Cgil, Cisl e Uil: “Preoccupazione per la privatizzazione dell’ospedale di Levanto”

LA SPEZIA- “Apprendiamo dalla stampa che esiste la possibilità di una cessione dell’ospedale di Levanto ad un ente privato, così come già avvenuto nel ponente genovese con gli ospedali di Bordighera, Albenga e Cairo ed esprimiamo la nostra contrarietà e preoccupazione.” Così le segreterie confederali e dei sindacati dei pensionati della Spezia di Cgil, Cisl e Uil, che continuano: “Da anni sosteniamo che quella struttura debba essere riqualificata e potenziata.
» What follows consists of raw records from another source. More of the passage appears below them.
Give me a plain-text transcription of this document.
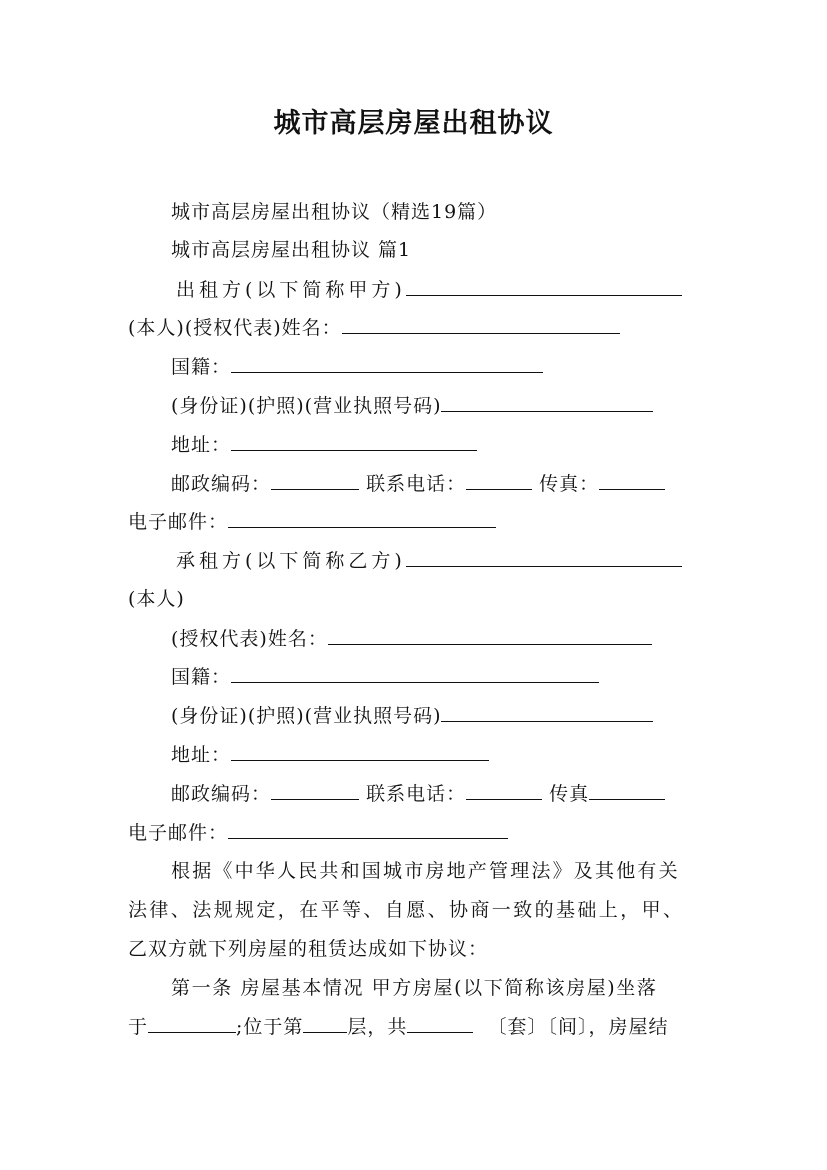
城市高层房屋出租协议
城市高层房屋出租协议（精选19篇）
城市高层房屋出租协议 篇1
出租方(以下简称甲方)
(本人)(授权代表)姓名：
国籍：
(身份证)(护照)(营业执照号码)
地址：
邮政编码：	联系电话：	传真：
电子邮件：
承租方(以下简称乙方)
(本人)
(授权代表)姓名：
国籍：
(身份证)(护照)(营业执照号码)
地址：
邮政编码：	联系电话：	传真
电子邮件：
根据《中华人民共和国城市房地产管理法》及其他有关
法律、法规规定，在平等、自愿、协商一致的基础上，甲、
乙双方就下列房屋的租赁达成如下协议：
第一条 房屋基本情况 甲方房屋(以下简称该房屋)坐落
于	;位于第 层，共	〔套〕〔间〕，房屋结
L’Ospedale di Levanto deve diventare la prima vera sperimentazione sul territorio spezzino del modello di ospedale di comunità, specialmente in un contesto sociale con una percentuale di anziani così importante.”

Prosegue la nota congiunta: “Gli Ospedali di Comunità rappresentano un nodo strategico del servizio sanitario e sociosanitario: erogano servizi di diagnosi, cura e assistenza per pazienti cronici e malati problematici con bisogni complessi, che devono effettuare controlli dello stato di salute ripetuti e prolungati nel tempo. Contestualmente, va affiancato un servizio di 118 che garantisca la gestione delle emergenze in una zona della nostra provincia che in estate aumenta considerevolmente la popolazione a causa degli ingenti flussi turistici.”

Concludono i sindacati: “L’Ospedale di Levanto possiede tutte le caratteristiche per diventare il luogo deputato per una sperimentazione di questo tipo: è una struttura con un numero limitato di posti letto, che possono essere gestiti da personale infermieristico, in cui l’assistenza medica è assicurata dai medici di medicina generale, dai pediatri di libera scelta e da medici dipendenti del SSN. La struttura va mantenuta pubblica, non ceduta ai privati per logiche di profitto.”